Download or read book Human Activity Recognition in Video written by Ross Messing and published by . This book was released on 2011 with total page 224 pages. Available in PDF, EPUB and Kindle. Book excerpt: "This thesis explores the problem of recognizing complex human activities involving the manipulation of objects in high resolution video. Inspired by human psychophysical performance, I develop and evaluate an activity recognition feature derived from the velocity histories of tracked keypoints. These features have a much greater spatial and temporal range than existing video features. I show that a generative mixture model using these features performs comparably to local spatio-temporal features on the KTH activity recognition dataset. I additionally introduce and explore a new activity recognition dataset of activities of daily living (URADL), containing high resolution video sequences of complex activities. I demonstrate the superior performance of my velocity history feature on this dataset, and explore ways in which it can be extended. I investigate the value of a more sophisticated latent velocity model for velocity histories. I explore the addition of contextual semantic information to the model, whether fully automatic or derived from supervision, and provide a sketch for the inclusion of this information in any feature-based generative model for activity recognition or time series data.

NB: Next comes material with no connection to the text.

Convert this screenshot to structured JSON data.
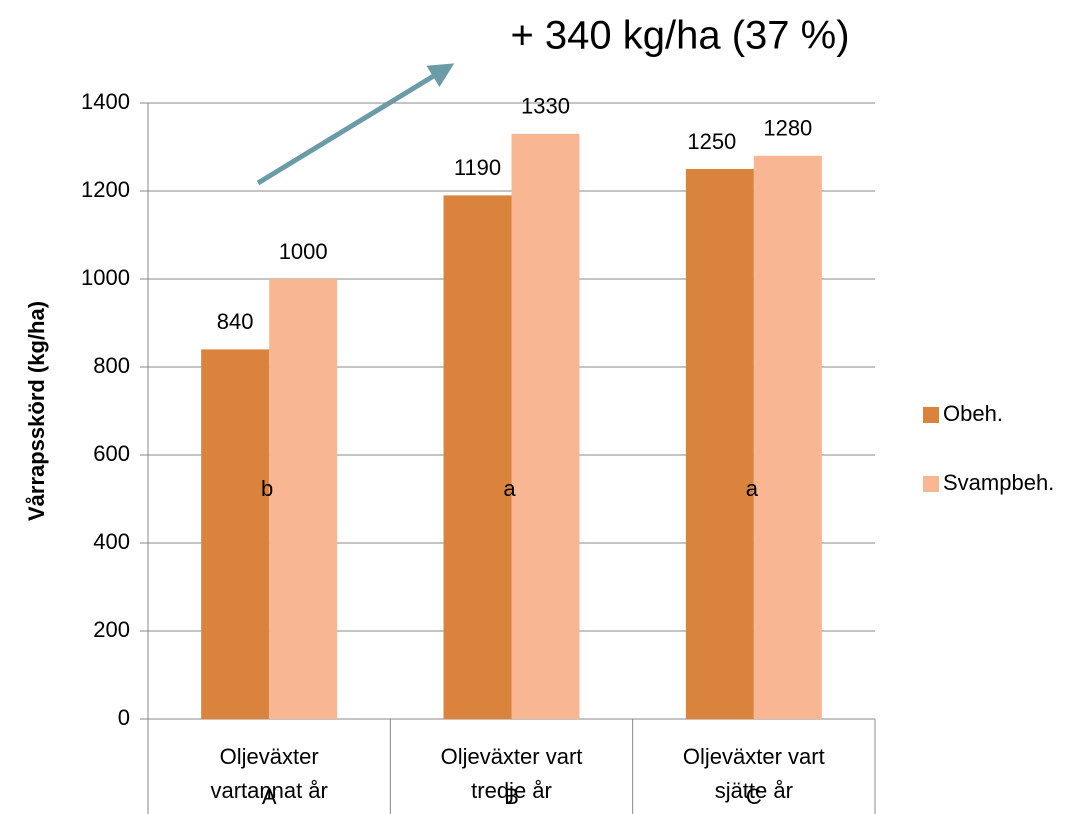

This approach performs comparably to established methods on the KTH dataset, and significantly outperforms local spatio-temporal features on the challenging new URADL dataset. I further develop another new dataset, URADL2, and explore transferring knowledge between related video activity recognition domains. Using a straightforward feature-expansion transfer learning technique, I show improved performance on one dataset using activity models transferred from the other dataset"--Leaves iv-v.